COLUMBIA, S.C. -- In his first campaign appearance, South Carolina's surprising U.S. Senate candidate, Alvin Greene, received applause Sunday with his exhortations to improve education and fight unemployment.

Greene started his speech at the monthly meeting of the local NAACP branch in his home town of Manning by slowly listing national job loss statistics and South Carolina's dismal rankings in standardized tests.

Organizers had moved the location of the meeting twice -- first to a larger church, then the junior high school as the number of people expected to come swelled.

"We have more unemployed now in South Carolina than any other time in our state's history," Greene said.

He suggested that infrastructure projects put on hold after the Sept. 11, 2001, attacks, such as an interstate from Michigan to the South Carolina coast, could be restarted.

"Let's get South Carolina and America back to work, and let's move South Carolina forward," he said.

The campaign appearance appears to be the Democrat's first.

Greene hasn't spoken publicly except for a series of meandering, awkward news media interviews since his unexpected June 8 primary win over a former judge and state lawmaker who had the backing of the Democratic Party. He withstood a challenge to the election and calls that he should step aside because of his arrest on a felony charge of showing obscene Internet photos to a University of South Carolina student.

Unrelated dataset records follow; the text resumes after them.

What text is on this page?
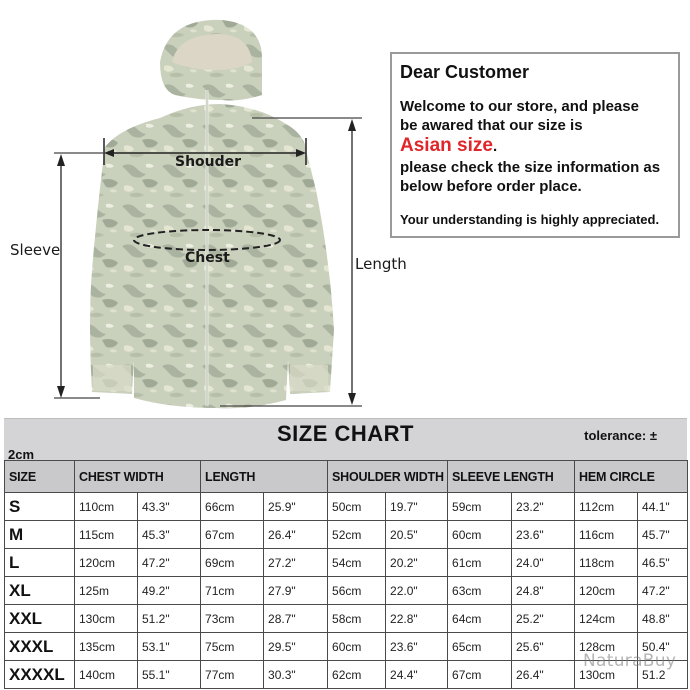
Shouder
Chest
Sleeve
Length
Dear Customer

Welcome to our store, and please

be awared that our size is

Asian size.

please check the size information as

below before order place.

Your understanding is highly appreciated.

SIZE CHART	tolerance: ±
2cm
SIZE	CHEST WIDTH		LENGTH		SHOULDER WIDTH		SLEEVE LENGTH		HEM CIRCLE	
S	110cm	43.3"	66cm	25.9"	50cm	19.7"	59cm	23.2"	112cm	44.1"
M	115cm	45.3"	67cm	26.4"	52cm	20.5"	60cm	23.6"	116cm	45.7"
L	120cm	47.2"	69cm	27.2"	54cm	20.2"	61cm	24.0"	118cm	46.5"
XL	125m	49.2"	71cm	27.9"	56cm	22.0"	63cm	24.8"	120cm	47.2"
XXL	130cm	51.2"	73cm	28.7"	58cm	22.8"	64cm	25.2"	124cm	48.8"
XXXL	135cm	53.1"	75cm	29.5"	60cm	23.6"	65cm	25.6"	128cm	50.4"
XXXXL	140cm	55.1"	77cm	30.3"	62cm	24.4"	67cm	26.4"	130cm	51.2
NaturaBuy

Greene has declined to talk about the case since his primary win. But he has spoken about other things, such as wanting to help pull South Carolina from its economic doldrums by manufacturing and selling action figures based on his life and military career.

The Manning branch of the National Association for the Advancement of Colored People said it invited Greene to speak so its members could get to know him better.

Greene faces U.S. Sen. Jim DeMint (R) and Green Party candidate Tom Clements in November.